MR WOOD: No, you need to hear. This is a quite significant factor. Optus Communications, our second telecommunications carrier, approached my department for the direct sale of sites for base transceiver stations to allow Optus Mobile to link the ACT to its national and international network. Each installation occupies a site of about 100 square metres, within which is a 20-metre tower and a small building. The ACT Government will enter into a licence agreement for their use of nine sites. A further base transmitter station will be installed on the roof of the Department of Administrative Services building in Civic. The licences are for terms of 20 years, with a rental of $5,000 a year for each site, increasing by 5 per cent a year.

However, a disturbing factor in this exercise is that, because of the passage of largely unreported Commonwealth legislation last year, the Optus project is an exempt activity. The Commonwealth Telecommunications Act 1991 exempts telecommunications carriers such as Optus from Territory laws relating to environmental impact assessment and land use planning. This means that Optus can build facilities and transmitters and dig trenches without obtaining approvals, under either the Territory Plan or any other Territory law or obligation.

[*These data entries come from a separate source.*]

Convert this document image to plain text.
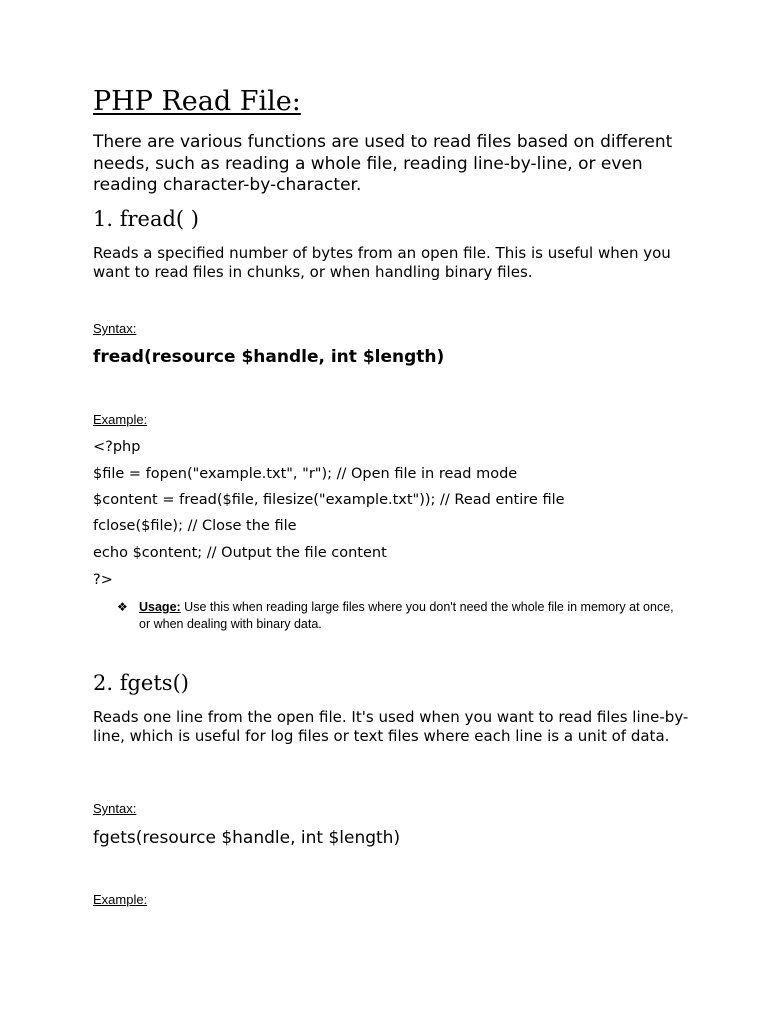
PHP Read File:

There are various functions are used to read files based on different needs, such as reading a whole file, reading line-by-line, or even reading character-by-character.

1. fread( )

Reads a specified number of bytes from an open file. This is useful when you want to read files in chunks, or when handling binary files.

Syntax:
fread(resource $handle, int $length)
Example:
<?php
$file = fopen("example.txt", "r"); // Open file in read mode
$content = fread($file, filesize("example.txt")); // Read entire file
fclose($file); // Close the file
echo $content; // Output the file content
?>
❖ Usage: Use this when reading large files where you don't need the whole file in memory at once, or when dealing with binary data.
2. fgets()

Reads one line from the open file. It's used when you want to read files line-by-line, which is useful for log files or text files where each line is a unit of data.

Syntax:
fgets(resource $handle, int $length)
Example:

This exemption - it also applies to AOTC - concerns us as a government and community that jealously guard our reputation for careful planning, for nurturing the environment and for consultation. The legislation requires my department to provide a response to requests for sites, usually within 28 days. The Telecommunications Act therefore makes the decision making process for exempt activities largely dependent on a system of self-assessment conducted by the carrier - in this case Optus. Under this system Optus assesses whether its proposal would affect the environment to a significant extent and whether measures to reduce impacts are required, though they have been required to consult with my department.